We will therefore affirm the Board’s award of benefits.
Order
And, Now, this 25th day of February, 1982, the order of the Unemployment Compensation Board of Review in the above-captioned matter is affirmed.
Judge Palladino did not participate in the decision in this case.Patricia L. Cramer and Marilyn Mussey, the claimants herein.
Section 402(e) of the Unemployment Compensation Law, Act of December 5, 1936, Second Ex. Sess., P.L. (1937) 2897, as amended, 43 P.S. §802(e).

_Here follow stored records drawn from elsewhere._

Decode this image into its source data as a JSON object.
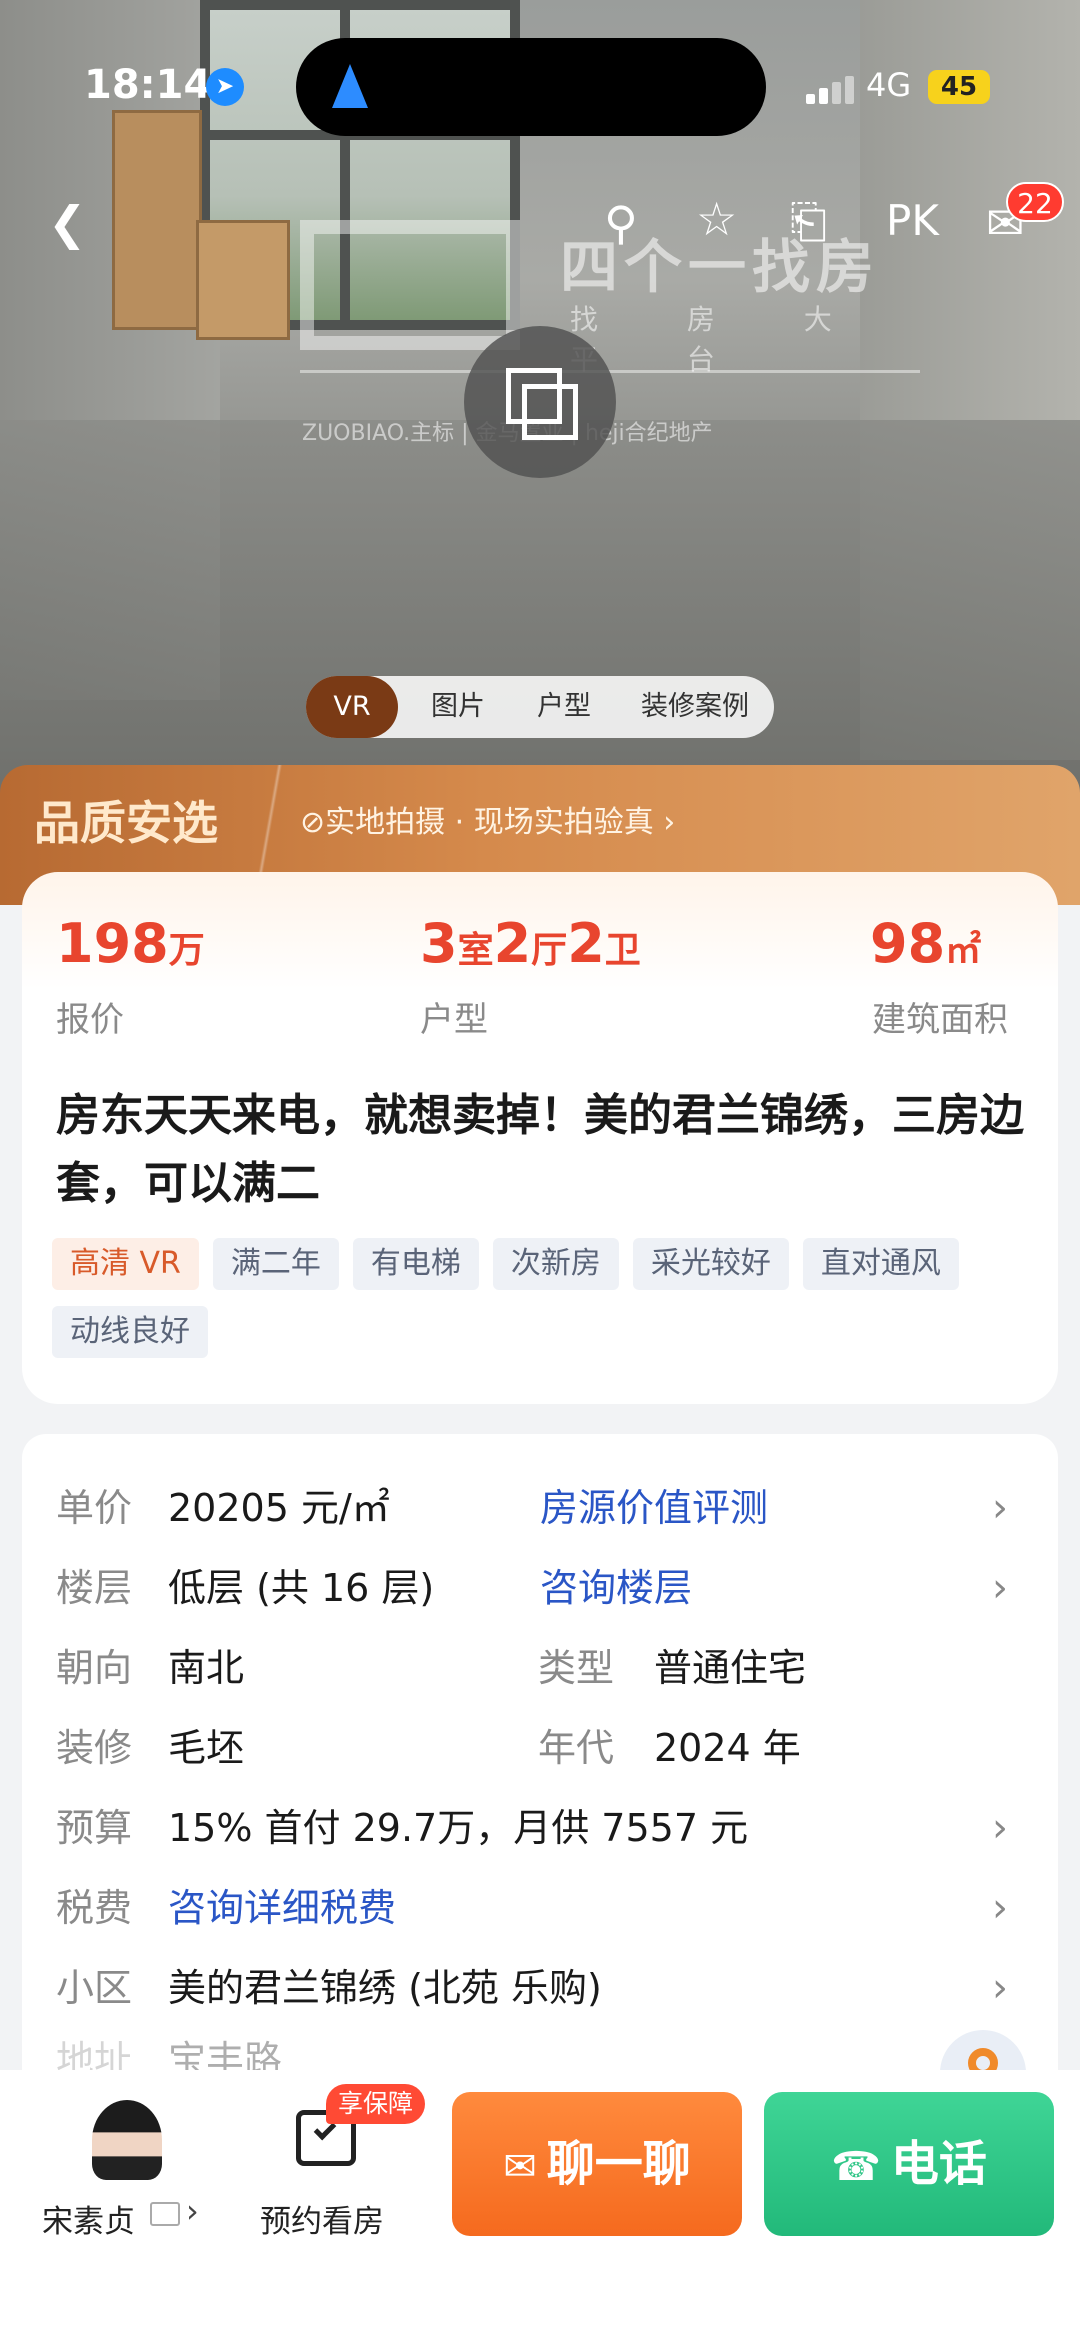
{
  "status": {
    "time": "18:14",
    "network": "4G",
    "battery": "45"
  },
  "topnav": {
    "pk": "PK",
    "message_count": "22"
  },
  "watermark": {
    "brand": "四个一找房",
    "sub": "找 房 大 平 台",
    "partners": "ZUOBIAO.主标 | 金马置业 | heji合纪地产"
  },
  "media_tabs": [
    "VR",
    "图片",
    "户型",
    "装修案例"
  ],
  "quality": {
    "title": "品质安选",
    "text": "⊘实地拍摄 · 现场实拍验真 ›"
  },
  "stats": {
    "price": {
      "value": "198",
      "unit": "万",
      "label": "报价"
    },
    "layout": {
      "r": "3",
      "r_unit": "室",
      "h": "2",
      "h_unit": "厅",
      "b": "2",
      "b_unit": "卫",
      "label": "户型"
    },
    "area": {
      "value": "98",
      "unit": "㎡",
      "label": "建筑面积"
    }
  },
  "headline": "房东天天来电，就想卖掉！美的君兰锦绣，三房边套，可以满二",
  "tags": [
    "高清 VR",
    "满二年",
    "有电梯",
    "次新房",
    "采光较好",
    "直对通风",
    "动线良好"
  ],
  "info": {
    "unit_price": {
      "k": "单价",
      "v": "20205 元/㎡",
      "link": "房源价值评测"
    },
    "floor": {
      "k": "楼层",
      "v": "低层 (共 16 层)",
      "link": "咨询楼层"
    },
    "orientation": {
      "k": "朝向",
      "v": "南北",
      "k2": "类型",
      "v2": "普通住宅"
    },
    "decoration": {
      "k": "装修",
      "v": "毛坯",
      "k2": "年代",
      "v2": "2024 年"
    },
    "budget": {
      "k": "预算",
      "v": "15% 首付 29.7万，月供 7557 元"
    },
    "tax": {
      "k": "税费",
      "v": "咨询详细税费"
    },
    "community": {
      "k": "小区",
      "v": "美的君兰锦绣 (北苑 乐购)"
    },
    "address": {
      "k": "地址",
      "v": "宝丰路"
    }
  },
  "bottom": {
    "agent_name": "宋素贞",
    "appt_badge": "享保障",
    "appt_label": "预约看房",
    "chat": "聊一聊",
    "call": "电话"
  }
}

This is not to say that an employer who has not consistently enforced a rule in the past is forever precluded from doing so for unemployment compensation purposes. An employee who violates a previously unenforced company rule after a warning that such rule would be strictly enforced in the future, is guilty of willful misconduct. Bullock v. Unemployment Compensation Board of Review, 43 Pa. Commonwealth Ct. 528, 402 A.2d 734 (1979). We hold only that an employer must enforce such a rule equally in order to establish a standard of conduct which could reasonably be expected of an employee.